Herrera presented a second study in another session that revealed that more patients in a US registry of MI patients were women, although this was still less than half of all patients.

The researchers investigated the proportion of women who presented with STEMI from October 2019 through December 2020.

During that time, 2380 patients with STEMI presented at 18 hospitals that were participating in GHATI (of which 78% were low- to middle-income countries) and 269,510 patients with acute MI presented at 748 US institutions that were participating in ACC’s Chest Pain Myocardial Infarction (CPMI) National Cardiovascular Data Registry (NCDR).

Women represented 19% of patients presenting with STEMI in the mainly disadvantaged countries participating in GHATI vs 36% of patients presenting with acute MI in the US centers participating in the NCDR.

This highlights the “need to try and improve STEMI care in women in the US and abroad,” said Wilson.

Next Steps

Moving forward, “the next big challenge” is how to expand the program, given the tremendous variability in hospitals and healthcare in different countries, Welt noted.  

“I think the study needs more time to develop and acquire data,” he said. “The issue eventually will be whether these centers” with high levels of care “can influence care more widely throughout their respective countries.”

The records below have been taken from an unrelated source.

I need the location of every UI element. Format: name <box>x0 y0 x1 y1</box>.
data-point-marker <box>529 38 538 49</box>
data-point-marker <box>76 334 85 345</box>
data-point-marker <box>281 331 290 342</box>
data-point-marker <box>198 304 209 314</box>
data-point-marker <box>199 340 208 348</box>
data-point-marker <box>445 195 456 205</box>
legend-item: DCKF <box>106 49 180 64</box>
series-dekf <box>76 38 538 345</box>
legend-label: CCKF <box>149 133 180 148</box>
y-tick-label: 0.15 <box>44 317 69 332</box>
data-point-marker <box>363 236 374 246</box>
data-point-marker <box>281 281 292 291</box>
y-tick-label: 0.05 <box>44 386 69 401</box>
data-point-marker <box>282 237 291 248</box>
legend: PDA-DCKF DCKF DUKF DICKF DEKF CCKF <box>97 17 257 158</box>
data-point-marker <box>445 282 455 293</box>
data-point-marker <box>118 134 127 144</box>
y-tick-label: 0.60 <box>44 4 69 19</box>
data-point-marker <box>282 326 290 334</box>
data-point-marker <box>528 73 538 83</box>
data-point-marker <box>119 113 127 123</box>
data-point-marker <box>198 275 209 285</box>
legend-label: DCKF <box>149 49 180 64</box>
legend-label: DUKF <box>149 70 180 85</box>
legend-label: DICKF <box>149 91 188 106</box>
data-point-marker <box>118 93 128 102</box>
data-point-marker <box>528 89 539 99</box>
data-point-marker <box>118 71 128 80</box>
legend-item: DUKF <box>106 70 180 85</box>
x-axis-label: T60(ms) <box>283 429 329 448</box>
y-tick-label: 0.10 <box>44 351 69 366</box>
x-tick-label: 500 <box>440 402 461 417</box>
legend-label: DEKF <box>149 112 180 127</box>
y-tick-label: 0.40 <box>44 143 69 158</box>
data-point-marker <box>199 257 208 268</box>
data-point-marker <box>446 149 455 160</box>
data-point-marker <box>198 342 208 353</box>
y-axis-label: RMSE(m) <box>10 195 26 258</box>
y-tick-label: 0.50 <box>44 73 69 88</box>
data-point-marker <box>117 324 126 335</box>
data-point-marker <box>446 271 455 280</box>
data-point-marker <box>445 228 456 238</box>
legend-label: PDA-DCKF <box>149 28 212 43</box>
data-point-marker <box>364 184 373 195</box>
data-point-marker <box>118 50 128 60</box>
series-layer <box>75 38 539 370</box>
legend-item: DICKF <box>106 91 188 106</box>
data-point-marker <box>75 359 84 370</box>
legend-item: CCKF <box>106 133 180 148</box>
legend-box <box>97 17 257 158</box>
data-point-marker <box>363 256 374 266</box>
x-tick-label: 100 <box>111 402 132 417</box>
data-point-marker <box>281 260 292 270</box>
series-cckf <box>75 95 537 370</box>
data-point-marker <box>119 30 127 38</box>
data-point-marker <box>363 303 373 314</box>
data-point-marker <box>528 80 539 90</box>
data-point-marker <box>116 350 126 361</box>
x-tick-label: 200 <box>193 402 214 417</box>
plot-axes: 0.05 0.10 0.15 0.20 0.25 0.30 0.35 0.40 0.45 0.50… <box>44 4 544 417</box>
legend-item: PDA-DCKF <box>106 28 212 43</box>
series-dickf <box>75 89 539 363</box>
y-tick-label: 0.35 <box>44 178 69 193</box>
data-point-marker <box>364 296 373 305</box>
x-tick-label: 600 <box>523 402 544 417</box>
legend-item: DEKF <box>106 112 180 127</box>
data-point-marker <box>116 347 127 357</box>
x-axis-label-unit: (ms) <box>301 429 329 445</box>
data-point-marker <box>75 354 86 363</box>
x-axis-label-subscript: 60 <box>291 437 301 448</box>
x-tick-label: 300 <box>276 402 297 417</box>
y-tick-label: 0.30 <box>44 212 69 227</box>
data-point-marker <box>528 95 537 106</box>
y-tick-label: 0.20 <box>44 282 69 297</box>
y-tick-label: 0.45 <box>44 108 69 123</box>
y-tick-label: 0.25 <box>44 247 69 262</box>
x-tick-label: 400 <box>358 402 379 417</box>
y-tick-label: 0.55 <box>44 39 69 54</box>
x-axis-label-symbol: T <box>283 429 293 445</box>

The next steps are to try to grow the program, to decrease mortality and cardiovascular burden worldwide, Wilson said. The GHATI work group plans to expand the program to gather information about quality metrics related to heart failure and atrial fibrillation.  

GHATI is funded by the ACC. Herrera, Wilson, and Welt have disclosed no relevant financial relationships.

American College of Cardiology (ACC) 2022 Annual Scientific Session: Abstract 410-08. Abstract 917-12. Presented April 4, 2022.